Diese Maßnahmen sind Teil der seit Oktober 2023 bestehenden Stichprobenkontrollen, die Deutschland implementiert hat, um irreguläre Migration zu unterbinden. Diese Kontrollen, in Kombination mit zusätzlichen Maßnahmen Polens seit Juli, verursachen merkliche Verkehrsbehinderungen, wie der jüngste Stau auf der A 12 bei Frankfurt (Oder) demonstriert.
Das Bundesinnenministerium arbeitet bereits mit der Bundespolizei an Lösungen, um die Verkehrssituation zu entspannen. Ein Vorschlag von Brandenburgs Ministerpräsident Dietmar Woidke ist, die Autobahn 12 um eine dritte Fahrspur zu erweitern. Roßkopf selbst plädiert für flexiblere Kontrollmethoden, die moderne Technologien wie Container und Drohnen nutzen, um eine effektivere Grenzkontrolle zu gewährleisten.

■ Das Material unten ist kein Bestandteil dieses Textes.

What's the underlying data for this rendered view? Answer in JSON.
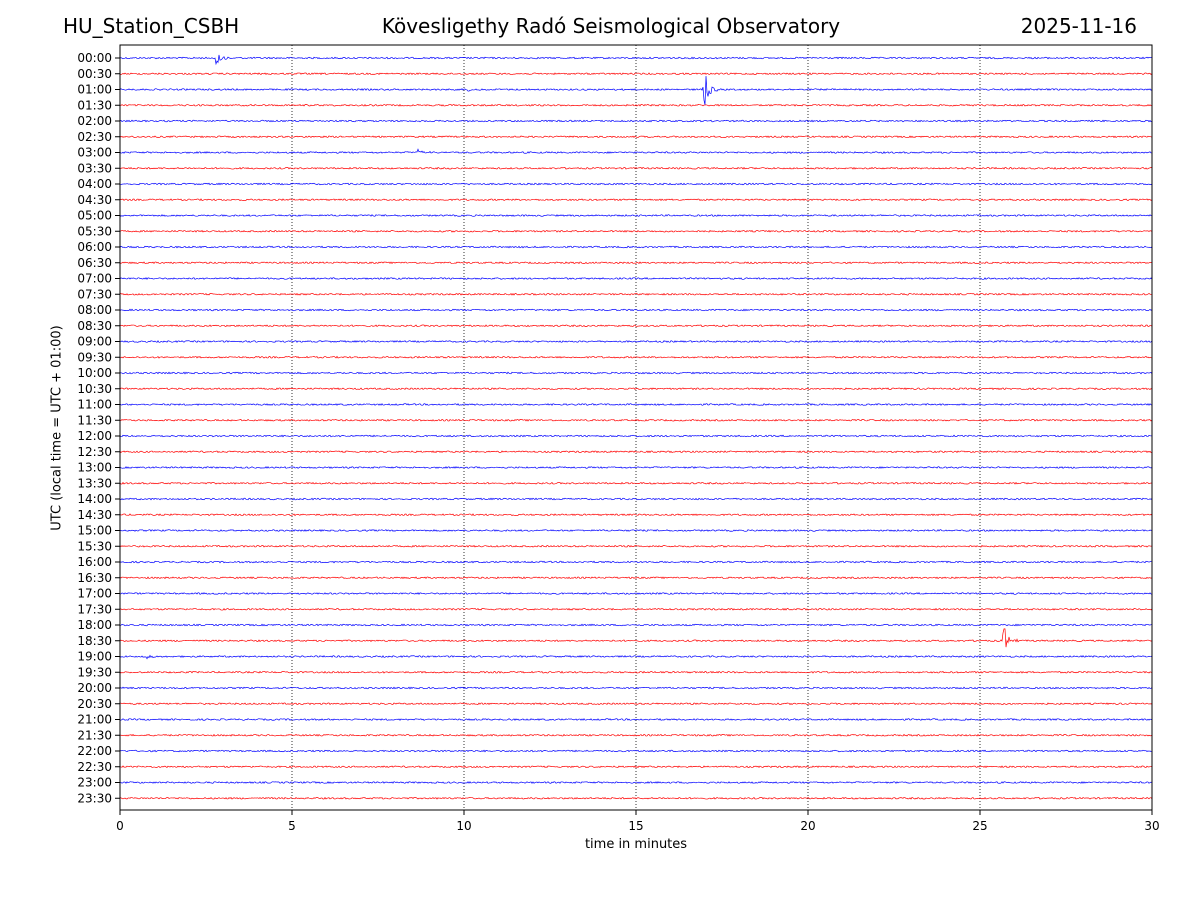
{
  "header": {
    "station": "HU_Station_CSBH",
    "title": "Kövesligethy Radó Seismological Observatory",
    "date": "2025-11-16"
  },
  "chart_data": {
    "type": "line",
    "title": "Kövesligethy Radó Seismological Observatory",
    "xlabel": "time in minutes",
    "ylabel": "UTC (local time = UTC + 01:00)",
    "xlim": [
      0,
      30
    ],
    "xticks": [
      "0",
      "5",
      "10",
      "15",
      "20",
      "25",
      "30"
    ],
    "grid": "vertical dotted lines at each x tick",
    "colors": {
      "even_rows": "#0000ff",
      "odd_rows": "#ff0000"
    },
    "rows": [
      "00:00",
      "00:30",
      "01:00",
      "01:30",
      "02:00",
      "02:30",
      "03:00",
      "03:30",
      "04:00",
      "04:30",
      "05:00",
      "05:30",
      "06:00",
      "06:30",
      "07:00",
      "07:30",
      "08:00",
      "08:30",
      "09:00",
      "09:30",
      "10:00",
      "10:30",
      "11:00",
      "11:30",
      "12:00",
      "12:30",
      "13:00",
      "13:30",
      "14:00",
      "14:30",
      "15:00",
      "15:30",
      "16:00",
      "16:30",
      "17:00",
      "17:30",
      "18:00",
      "18:30",
      "19:00",
      "19:30",
      "20:00",
      "20:30",
      "21:00",
      "21:30",
      "22:00",
      "22:30",
      "23:00",
      "23:30"
    ],
    "events": [
      {
        "row": "00:00",
        "minute": 2.8,
        "amplitude": 0.55
      },
      {
        "row": "01:00",
        "minute": 10.1,
        "amplitude": 0.12
      },
      {
        "row": "01:00",
        "minute": 17.0,
        "amplitude": 1.2
      },
      {
        "row": "03:00",
        "minute": 8.7,
        "amplitude": 0.4
      },
      {
        "row": "18:30",
        "minute": 25.7,
        "amplitude": 1.0
      },
      {
        "row": "19:00",
        "minute": 0.8,
        "amplitude": 0.3
      },
      {
        "row": "20:00",
        "minute": 11.2,
        "amplitude": 0.1
      }
    ]
  }
}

Zusätzlich sieht sich die Bundespolizei mit einem Anstieg der zurückgewiesenen Migranten konfrontiert, die Polen nicht anzunehmen bereit ist. Diese Situation stellt die Bundespolizei vor erhebliche zusätzliche Herausforderungen, da jeder Fall von Nichtannahme den Arbeitsaufwand erheblich erhöht.
Zwar bringt Deutschland eine große Anzahl von Rückweisungen zustande, doch die Asyl- oder Schutzersuche verbleiben in einem niedrigen dreistelligen Bereich, was die Debatte um die Effizienz und Nachhaltigkeit der aktuellen Maßnahmen weiter anheizt.